Last week Buccaneers cornerback Ronde Barber, 38, retired after starting 215 straight games in the defensive backfield, a record for consecutive starts by an NFL defensive back. He played right corner, left corner, slot corner and free safety.
Barber spoke with Peter King of Sports Illustrated about his career and retirement.
“It was time. It was right for me, it was right for them. It had to be done. You never really want to retire,” Barber said. “I kind of needed to. If I stayed the year, I’d have had to change my role, and that didn’t resonate with me.
“I always strived to be the most consistent player I could be. To be like [Yastrzemski] is what I strived for. A good year every year, and then maybe one meteoric year. I always wanted my teammates to be able to rely on me, and I knew one way to do that was to be out there every week playing at a high level.
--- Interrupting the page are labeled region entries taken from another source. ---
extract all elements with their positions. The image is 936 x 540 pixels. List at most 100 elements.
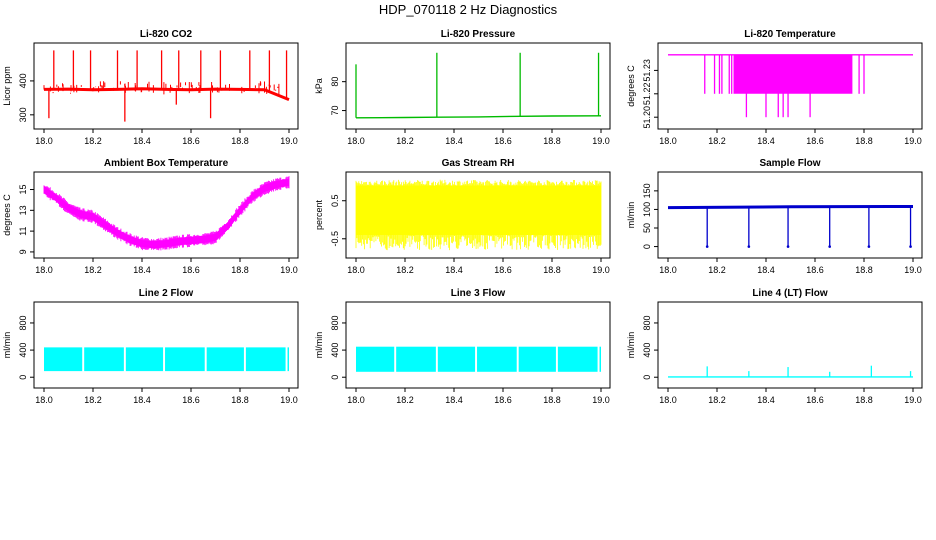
panel-line2_flow: Line 2 Flow ml/min 18.0 18.2 18.4 18.6 18.8 19.…	[2, 288, 299, 405]
x-tick-label: 18.2	[84, 265, 102, 275]
x-tick-label: 18.6	[182, 265, 200, 275]
y-axis-label: ml/min	[626, 332, 636, 359]
x-tick-label: 18.8	[855, 395, 873, 405]
x-tick-label: 18.4	[757, 395, 775, 405]
y-tick-label: 400	[330, 343, 340, 358]
x-tick-label: 18.0	[659, 265, 677, 275]
data-point	[747, 245, 751, 248]
x-tick-label: 19.0	[280, 265, 298, 275]
series-ambient_temp	[43, 176, 290, 251]
plot-frame	[33, 301, 299, 389]
data-noise	[43, 81, 280, 95]
data-band	[287, 347, 289, 372]
panel-pressure: Li-820 Pressure kPa 18.0 18.2 18.4 18.6 18.8 19…	[314, 29, 611, 146]
y-axis-label: Licor ppm	[2, 66, 12, 106]
data-line	[667, 205, 914, 210]
series-licor_temp	[668, 54, 913, 118]
x-tick-label: 18.4	[445, 395, 463, 405]
data-band	[84, 347, 124, 372]
panel-ambient_temp: Ambient Box Temperature degrees C 18.0 18.2…	[2, 158, 299, 275]
series-line4_flow	[668, 365, 913, 378]
panel-title: Li-820 Temperature	[744, 29, 836, 40]
x-tick-label: 18.0	[347, 136, 365, 146]
y-tick-label: 80	[330, 77, 340, 87]
panel-sample_flow: Sample Flow ml/min 18.0 18.2 18.4 18.6 18.8 19.…	[626, 158, 923, 275]
x-tick-label: 18.0	[347, 265, 365, 275]
x-tick-label: 18.8	[231, 395, 249, 405]
series-sample_flow	[667, 205, 914, 248]
x-tick-label: 18.2	[396, 136, 414, 146]
data-band	[245, 347, 286, 372]
plot-frame	[33, 171, 299, 259]
data-band	[44, 347, 83, 372]
plot-frame	[345, 42, 611, 130]
y-axis-label: ml/min	[626, 202, 636, 229]
x-tick-label: 18.4	[445, 265, 463, 275]
y-axis-label: degrees C	[2, 194, 12, 236]
data-band	[165, 347, 205, 372]
x-tick-label: 18.6	[182, 136, 200, 146]
x-tick-label: 18.0	[659, 136, 677, 146]
data-noise	[355, 179, 602, 251]
x-tick-label: 19.0	[280, 395, 298, 405]
panel-line3_flow: Line 3 Flow ml/min 18.0 18.2 18.4 18.6 18.8 19.…	[314, 288, 611, 405]
plot-frame	[33, 42, 299, 130]
y-tick-label: 51.23	[642, 59, 652, 82]
panel-title: Li-820 CO2	[140, 29, 193, 40]
x-tick-label: 18.6	[806, 395, 824, 405]
data-band	[518, 346, 556, 372]
x-tick-label: 19.0	[904, 136, 922, 146]
y-axis-label: kPa	[314, 78, 324, 94]
x-tick-label: 19.0	[904, 265, 922, 275]
x-tick-label: 18.4	[757, 265, 775, 275]
x-tick-label: 18.6	[494, 395, 512, 405]
y-tick-label: 9	[18, 249, 28, 254]
y-tick-label: 51.22	[642, 83, 652, 106]
series-line2_flow	[44, 347, 289, 372]
x-tick-label: 18.8	[231, 136, 249, 146]
data-point	[867, 245, 871, 248]
y-tick-label: 0.5	[330, 194, 340, 207]
x-tick-label: 18.4	[757, 136, 775, 146]
x-tick-label: 18.6	[182, 395, 200, 405]
x-tick-label: 18.0	[35, 136, 53, 146]
x-tick-label: 18.2	[84, 395, 102, 405]
y-tick-label: 11	[18, 226, 28, 235]
x-tick-label: 18.6	[806, 265, 824, 275]
x-tick-label: 18.8	[231, 265, 249, 275]
x-tick-label: 18.6	[806, 136, 824, 146]
x-tick-label: 18.4	[133, 265, 151, 275]
y-tick-label: 400	[642, 343, 652, 358]
y-tick-label: 0	[642, 244, 652, 249]
panel-gas_rh: Gas Stream RH percent 18.0 18.2 18.4 18.6 18.8…	[314, 158, 611, 275]
y-tick-label: 400	[18, 73, 28, 88]
x-tick-label: 18.8	[855, 136, 873, 146]
x-tick-label: 19.0	[904, 395, 922, 405]
plot-frame	[657, 171, 923, 259]
y-tick-label: 100	[642, 202, 652, 217]
y-tick-label: 0	[642, 375, 652, 380]
figure-title: HDP_070118 2 Hz Diagnostics	[379, 2, 558, 17]
x-tick-label: 18.0	[659, 395, 677, 405]
y-tick-label: 400	[18, 343, 28, 358]
x-tick-label: 18.4	[133, 136, 151, 146]
data-band	[356, 346, 395, 372]
x-tick-label: 18.4	[133, 395, 151, 405]
y-tick-label: -0.5	[330, 231, 340, 247]
panel-title: Gas Stream RH	[442, 158, 515, 169]
panel-licor_temp: Li-820 Temperature degrees C 18.0 18.2 18.4 1…	[626, 29, 923, 146]
x-tick-label: 18.2	[396, 265, 414, 275]
y-tick-label: 70	[330, 106, 340, 116]
series-pressure	[355, 52, 602, 119]
x-tick-label: 19.0	[592, 136, 610, 146]
y-tick-label: 51.20	[642, 106, 652, 129]
panel-co2: Li-820 CO2 Licor ppm 18.0 18.2 18.4 18.6 18.8 1…	[2, 29, 299, 146]
data-point	[909, 245, 912, 248]
y-tick-label: 800	[642, 315, 652, 330]
series-gas_rh	[355, 179, 602, 251]
x-tick-label: 18.8	[855, 265, 873, 275]
y-tick-label: 15	[18, 185, 28, 195]
x-tick-label: 18.8	[543, 136, 561, 146]
data-point	[705, 245, 709, 248]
“I think I was smart in how I hit people. I absorbed tackles. I wasn’t like a missile out there. I absorbed the tackles, kept my head out of there, wrapped up the ballcarrier, then just got ’em on the ground. I was a smart player. I didn’t dive at guys very often. I didn’t hang around piles; that’s where a lot of guys get hurt, just hanging around piles and somebody caves in your knee. Some of it is good fortune. The only thing I couldn’t play through was a broken forearm, but that came in the last game of a season, so I was ready the next year.
“I think the play I will always remember came in Philadelphia [in the 2002 NFC Championship Game]. That’s the year we went to the Super Bowl. But it was the fourth quarter, and we’d been showing blitz a lot that day. I had a sack earlier in the game. So I came into a gap when Donovan was getting ready to get the snap. He saw me, and the ball got snapped, then I was back [into coverage]. I thought he’d throw hot to Antonio Freeman, and quick, that’s what he did. I saw him throw, I cut in front of Freeman and just said to myself, ‘Don’t drop it!’ And then, all that space in front of me [92 yards), and I scored. Just surreal. Two weeks later, we’re in the Super Bowl. My wife still cries when she sees that play. And I saw Donovan’s mom after the game. I had three touchdowns against him over the years, and she said to me, ‘Why do you keep doing this to my boy?’
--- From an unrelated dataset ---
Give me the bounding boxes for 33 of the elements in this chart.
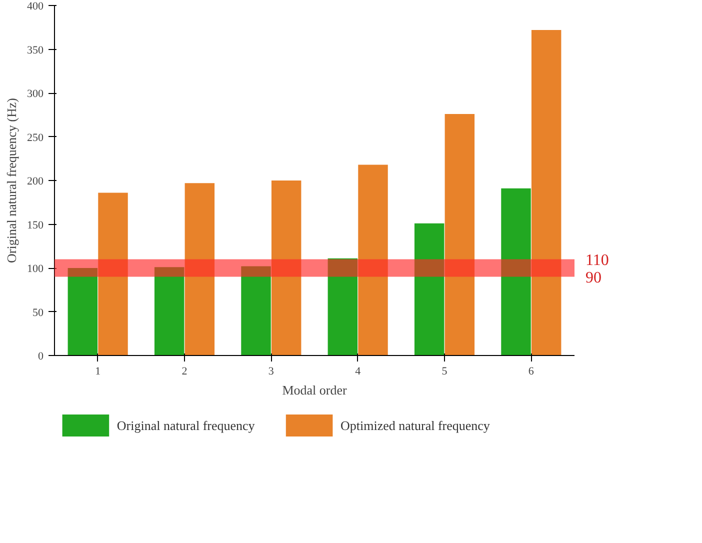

“I played a lot of great players. The receiver position today … so hard to match up now. Megatron [Calvin Johnson] was impossible to cover. Randy Moss in his prime: nothing you can do. But to me, Steve Smith was the toughest guy I faced. When I played him, he was just like me. He chose to outwork everyone else out there every day. That was me.
“I’ll miss Sunday. I’ll miss walking into the locker room, taking off my suit and tie and my shirt and getting dressed to play. I’ll miss walking out with the guys. The feeling’s indescribable as you get ready to take the field. It’s hard to measure, hard to describe. It’s the greatest team sport, and so much of what you do and how well you do it depends on the other guys in there. I like that. I’ll really miss that.”